Bruno Poncet critique les influenceurs français en détresse à Dubaï

Alors que la ville de Dubaï est actuellement secouée par des tensions géopolitiques, de nombreux créateurs de contenu, résidents des Émirats, ont sollicité le gouvernement français pour un rapatriement. Cette situation a suscité la colère de Bruno Poncet, chroniqueur sur RMC et animateur de l’émission Les Grandes Gueules, qui n’a pas hésité à exprimer son mécontentement.

EN BREF

  • Des influenceurs français demandent leur rapatriement de Dubaï.
  • Bruno Poncet dénonce leur attitude face à la France.
  • Les tensions au Moyen-Orient exacerbent la situation des expatriés.

Le débat entourant le statut des créateurs de contenu basés aux Émirats arabes unis n’est pas nouveau. Beaucoup de ces influenceurs sont accusés de vivre là-bas principalement pour des raisons fiscales. En effet, les Émirats n’imposent pas de taxe sur le revenu, attirant ainsi de nombreux professionnels du numérique en quête de conditions plus avantageuses.

Cependant, depuis le 28 février, la situation a pris une tournure dramatique. Suite à l’offensive des États-Unis et d’Israël contre l’Iran, ce dernier a riposté en lançant des missiles et des drones vers Israël ainsi que des bases américaines situées dans le Golfe, y compris les Émirats. Ce week-end, des explosions à Dubaï ont semé la panique parmi les résidents.

Face à cette crise, plusieurs influenceurs ont pris la parole sur les réseaux sociaux, exprimant leur souhait de retourner en France. Cela a provoqué une réaction vive de la part de Bruno Poncet, qui a fait part de son indignation sur les ondes de RMC, soulignant l’hypocrisie de ces créateurs qui critiquent la France tout en sollicitant son aide dans une période difficile.

Lors de son intervention, il a déclaré : « Par contre, il y a un truc qui me fait plus rigoler, c’est que ces influenceurs qui sont partis, qui se vantent de ne pas payer d’impôts en France… Aujourd’hui, ils sont en train de nous demander de venir les chercher. » Poncet a insisté sur le fait qu’ils devraient assumer leurs choix et a ajouté que, selon lui, ces influenceurs devraient « payer le rapatriement ».

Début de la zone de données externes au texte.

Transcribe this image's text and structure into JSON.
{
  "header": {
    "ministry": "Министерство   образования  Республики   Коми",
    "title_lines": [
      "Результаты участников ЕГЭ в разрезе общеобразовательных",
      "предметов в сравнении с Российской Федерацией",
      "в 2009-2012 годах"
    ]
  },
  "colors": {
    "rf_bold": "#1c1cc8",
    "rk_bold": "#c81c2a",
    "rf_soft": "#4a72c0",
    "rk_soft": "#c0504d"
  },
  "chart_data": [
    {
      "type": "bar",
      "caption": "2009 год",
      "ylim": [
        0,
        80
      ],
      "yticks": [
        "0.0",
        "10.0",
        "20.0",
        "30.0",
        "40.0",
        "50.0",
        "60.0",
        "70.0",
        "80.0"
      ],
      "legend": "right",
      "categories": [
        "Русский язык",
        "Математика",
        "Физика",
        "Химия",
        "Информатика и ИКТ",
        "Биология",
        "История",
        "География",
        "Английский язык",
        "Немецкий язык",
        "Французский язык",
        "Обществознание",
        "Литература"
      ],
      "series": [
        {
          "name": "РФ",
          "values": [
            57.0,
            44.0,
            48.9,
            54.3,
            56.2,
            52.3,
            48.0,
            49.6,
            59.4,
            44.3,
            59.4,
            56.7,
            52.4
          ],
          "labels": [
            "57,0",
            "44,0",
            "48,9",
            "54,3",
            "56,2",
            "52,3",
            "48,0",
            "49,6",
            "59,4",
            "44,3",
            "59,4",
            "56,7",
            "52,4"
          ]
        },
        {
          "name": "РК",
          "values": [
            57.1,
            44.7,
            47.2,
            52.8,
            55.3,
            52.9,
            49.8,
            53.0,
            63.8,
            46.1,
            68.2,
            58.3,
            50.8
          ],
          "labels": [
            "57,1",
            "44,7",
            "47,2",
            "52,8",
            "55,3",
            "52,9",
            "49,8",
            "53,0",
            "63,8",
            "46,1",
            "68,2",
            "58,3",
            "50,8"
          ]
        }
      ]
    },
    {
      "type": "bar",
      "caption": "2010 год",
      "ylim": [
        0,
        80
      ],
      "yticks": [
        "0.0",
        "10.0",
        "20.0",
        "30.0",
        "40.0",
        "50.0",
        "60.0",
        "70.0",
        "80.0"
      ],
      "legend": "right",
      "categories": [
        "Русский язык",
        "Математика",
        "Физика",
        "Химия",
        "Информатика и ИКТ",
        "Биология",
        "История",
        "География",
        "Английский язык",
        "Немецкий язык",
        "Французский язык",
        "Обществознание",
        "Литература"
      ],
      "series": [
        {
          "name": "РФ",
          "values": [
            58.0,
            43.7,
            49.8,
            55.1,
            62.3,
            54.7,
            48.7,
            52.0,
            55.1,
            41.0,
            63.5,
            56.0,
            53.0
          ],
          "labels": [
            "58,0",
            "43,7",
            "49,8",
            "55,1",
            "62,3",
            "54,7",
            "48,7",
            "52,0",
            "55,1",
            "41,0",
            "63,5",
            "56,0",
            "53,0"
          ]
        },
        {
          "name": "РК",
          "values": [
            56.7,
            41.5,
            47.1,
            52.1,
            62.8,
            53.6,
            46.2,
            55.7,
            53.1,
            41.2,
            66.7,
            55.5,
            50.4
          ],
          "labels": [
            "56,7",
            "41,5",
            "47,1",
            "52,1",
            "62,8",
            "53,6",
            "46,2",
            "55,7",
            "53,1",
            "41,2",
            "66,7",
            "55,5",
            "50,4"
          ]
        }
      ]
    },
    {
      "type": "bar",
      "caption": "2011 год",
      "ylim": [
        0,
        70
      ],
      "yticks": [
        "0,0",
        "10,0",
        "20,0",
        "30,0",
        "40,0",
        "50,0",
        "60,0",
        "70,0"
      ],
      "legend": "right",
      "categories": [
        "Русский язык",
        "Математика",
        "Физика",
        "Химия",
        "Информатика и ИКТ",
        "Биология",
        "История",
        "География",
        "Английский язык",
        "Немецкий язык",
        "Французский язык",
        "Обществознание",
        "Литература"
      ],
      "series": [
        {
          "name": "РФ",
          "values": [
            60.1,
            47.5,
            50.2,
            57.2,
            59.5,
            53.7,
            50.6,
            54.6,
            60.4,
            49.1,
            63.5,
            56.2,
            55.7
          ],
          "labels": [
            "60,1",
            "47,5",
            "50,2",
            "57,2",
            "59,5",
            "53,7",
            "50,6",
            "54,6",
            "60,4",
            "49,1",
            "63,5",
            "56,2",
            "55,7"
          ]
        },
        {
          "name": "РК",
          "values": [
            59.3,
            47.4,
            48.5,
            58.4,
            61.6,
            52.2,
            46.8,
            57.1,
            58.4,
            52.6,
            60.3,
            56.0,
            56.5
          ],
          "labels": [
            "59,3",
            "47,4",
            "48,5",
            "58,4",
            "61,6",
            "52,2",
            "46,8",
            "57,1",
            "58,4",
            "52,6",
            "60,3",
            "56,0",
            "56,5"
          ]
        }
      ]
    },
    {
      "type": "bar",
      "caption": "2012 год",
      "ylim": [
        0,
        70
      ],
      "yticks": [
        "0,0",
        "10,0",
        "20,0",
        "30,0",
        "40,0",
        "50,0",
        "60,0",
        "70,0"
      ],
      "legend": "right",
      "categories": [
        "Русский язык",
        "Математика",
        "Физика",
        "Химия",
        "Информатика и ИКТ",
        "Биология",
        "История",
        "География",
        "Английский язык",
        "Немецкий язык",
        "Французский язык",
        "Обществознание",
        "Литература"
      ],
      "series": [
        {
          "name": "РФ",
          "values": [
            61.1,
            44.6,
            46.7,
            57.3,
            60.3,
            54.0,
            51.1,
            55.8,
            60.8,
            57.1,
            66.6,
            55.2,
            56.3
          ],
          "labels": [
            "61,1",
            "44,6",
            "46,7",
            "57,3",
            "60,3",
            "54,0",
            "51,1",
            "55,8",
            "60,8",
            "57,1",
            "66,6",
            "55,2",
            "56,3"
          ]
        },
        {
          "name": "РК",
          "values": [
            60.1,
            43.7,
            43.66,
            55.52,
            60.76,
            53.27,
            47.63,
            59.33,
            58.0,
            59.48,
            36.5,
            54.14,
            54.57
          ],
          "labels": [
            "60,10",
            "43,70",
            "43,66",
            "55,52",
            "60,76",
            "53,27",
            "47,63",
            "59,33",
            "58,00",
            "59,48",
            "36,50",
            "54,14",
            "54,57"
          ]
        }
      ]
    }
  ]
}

Il a également évoqué le cas de Nabilla, une influenceuse qui, selon lui, a choisi de revenir en France pour accoucher, arguant que les soins étaient de meilleure qualité. « Si Dubaï c’est si bien, eh bien qu’ils y restent jusqu’au bout », a-t-il conclu, exprimant ainsi son ras-le-bol face à ce qu’il perçoit comme un manque de respect pour la France.

Cette situation met en lumière le dilemme auquel sont confrontés de nombreux expatriés : vivre dans un pays offrant des avantages fiscaux tout en étant confronté à des crises imprévues. Les influenceurs, qui profitent d’une visibilité importante sur les réseaux sociaux, se retrouvent désormais à devoir naviguer entre leurs choix de vie et les réalités géopolitiques qui les affectent.

Au-delà des débats sur la fiscalité, cette crise pose également la question de la responsabilité des créateurs de contenu vis-à-vis de leur public et de leur pays d’origine. Les réactions de Poncet résonnent comme un appel à la réflexion sur ces enjeux contemporains, dans un monde où l’image et la réputation jouent un rôle prépondérant.